The War On Spam - I Was Wrong

Back in 2002, Jeremy Bowers wrote an article asserting that statistical filters for spam were our last line of defense, that they are doomed to eventually fail, and that once they did we would all be buried under an avalanche of unwanted mail. I responded with this post and he responded to me and others with this post.

Four years later, statistical filtering nevertheless remains a valuable weapon in the war on spam. At my former day job, I turned off the automatic server-side filtering (based on SpamAssassin) and used Thunderbird's statistical filter because it just worked better. - The Spam War, Jerry Kindall

An alternate interpretation/theory to the one proposed in that post: Spammers aren't smart enough to attack the filters anymore.

I know that there are some spammers that tried to figure out what I was saying (because I got a few emails that were clearly attempts to have me spell it out for them), but as far as I know, none ever succeeded. I've never seen an attack like what I would write if I were out to kill filtering. (Random word padding and taking random phrases from Shakespeare is the closest I've seen, but it's still critically flawed, for reasons I'd prefer to leave unspecified.)

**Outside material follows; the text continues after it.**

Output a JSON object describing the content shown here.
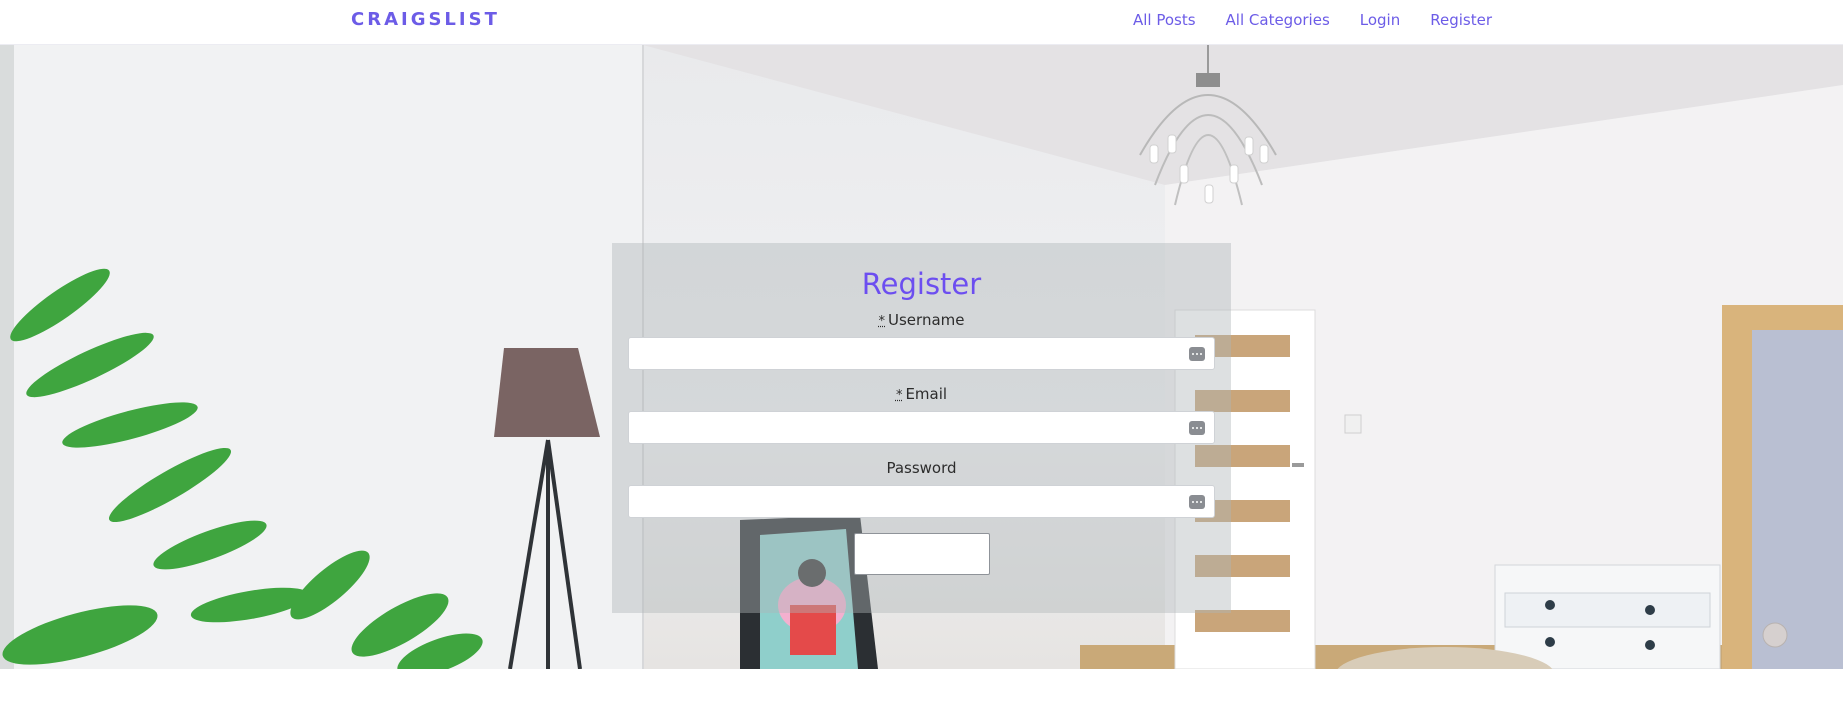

I was still wrong, but I'm not sure it's necessarily because filters are capable of withstanding the theoretically-optimal spammers; I'm still not confident that filters could withstand a well-chosen poisoning attack. It's just that we live in a world of decidedly less than theoretically optimal spammers, who do not seem capable of "well-choosing" anything, and it seems likely that it will continue to be the case that anybody smart enough to kill the increasingly sophisticated filters will be able to find more profitable and legal employment elsewhere.

I'm not sure we're past the worst of it yet, but the war on spam seems winnable to me now, at least in terms of filtering it out. And hopefully if we can win the filtering, we'll kill the economic impetus for it.

The next front will be "botnets", where at least in security terms we're losing, but I wonder what those botnets will do when there's no spam to send?